KINGMAN - It looks like another warm winter in Arizona with above-average precipitation and a weaker-than-usual El Niño system, a national weather expert said Thursday.
The National Oceanic and Atmospheric Administration's Winter Outlook favors precipitation higher than normal from the southern half of California across the Southwest, South Central and Gulf states and along the eastern seaboard to Maine.
El Niño, the band of warm Pacific Ocean current that affects weather patterns in the southwest United States, should be developing over the next couple of months, said Mike Halpert, acting director of NOAA's Climate Prediction Center.
"While El Niño has yet to fully develop, it probably will start in the next week or so," Halpert said in a telephone conference with more than 20 reporters from all parts of the nation. "It will probably be weaker and persist into spring."

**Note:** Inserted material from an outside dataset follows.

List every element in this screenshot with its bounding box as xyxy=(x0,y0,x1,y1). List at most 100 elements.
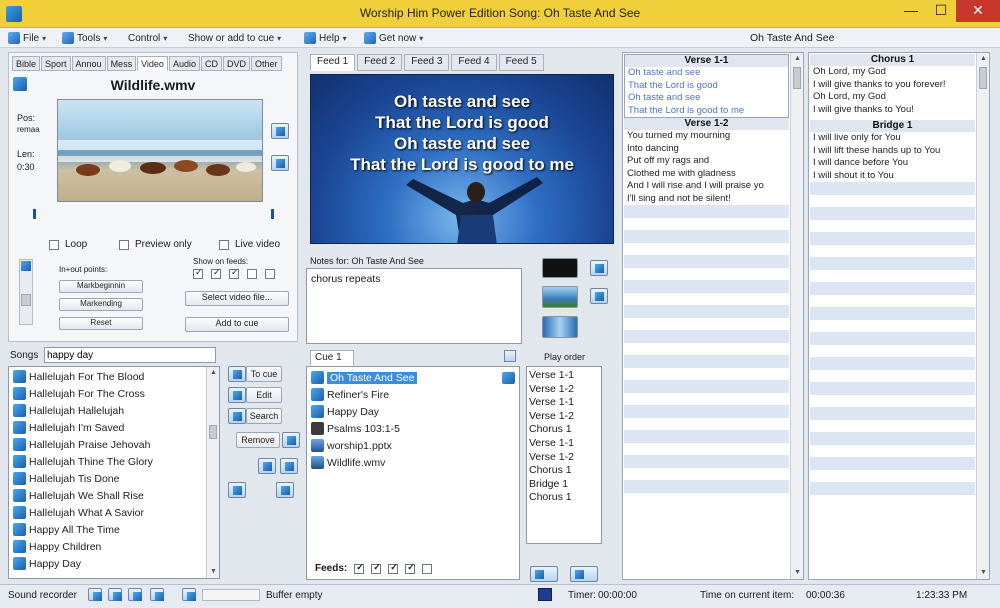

Every El Niño is different, and this one is "struggling to get going," he said.
Forecasters announced last week that the ocean and atmospheric coupling necessary to declare an El Niño has not yet happened. It has a 67 percent chance of developing by the end of the year.
Mohave County recorded between 6½ and 9½ inches of rain during a summer monsoon season that was wetter than usual. However, Halpert wouldn't even try to predict the amount of rain that Arizona could receive from El Niño.
"The entire Southwest is favored to have above-average precipitation. How much, we can't say. The monsoon was good with all of the cyclones and tropical storms forming on the Pacific," he said.
While drought conditions are expected to improve in some portions of the United States, California's record-setting drought will likely persist or intensify. Nearly 60 percent of California is suffering from "exceptional" drought - the worst category.
This year was a continuation of dry conditions from 2012, making it the driest three-year period on record, said Kevin Werner, NOAA's western regional climate services director.
Winter is the wet season in California, so mountainous snowfall will prove crucial for drought recovery. California's runoff period from winter snow was the shortest in a number of years, Werner noted, and the state's reservoirs are at 30 percent capacity.
Rainfall in the Northern Sierras this year was 31.3 inches, 63 percent of normal, while the central mountains in California received 20.3 inches, 50 percent of normal.
Turning to the Colorado River watershed, Werner reported that Lake Powell and Lake Mead are less than half full. In general, drought monitors are showing a downward trend in reservoir levels, with only four years above normal rainfall since 2000.
"It would take multiple years above average to get back to normal," Werner said. "Any one year is not going to fill those reservoirs, even if it is quite wet."
NOAA's temperature outlook favors warmer-than-average temperatures in the Western United States, extending from the West Coast through most of the Intermountain West and across the U.S.-Canadian border through New York and New England.
The rest of the country falls into the "equal chance" category, meaning there is not a strong enough climate signal in these areas to make a prediction, so they have an equal chance of being above, near or below normal temperatures.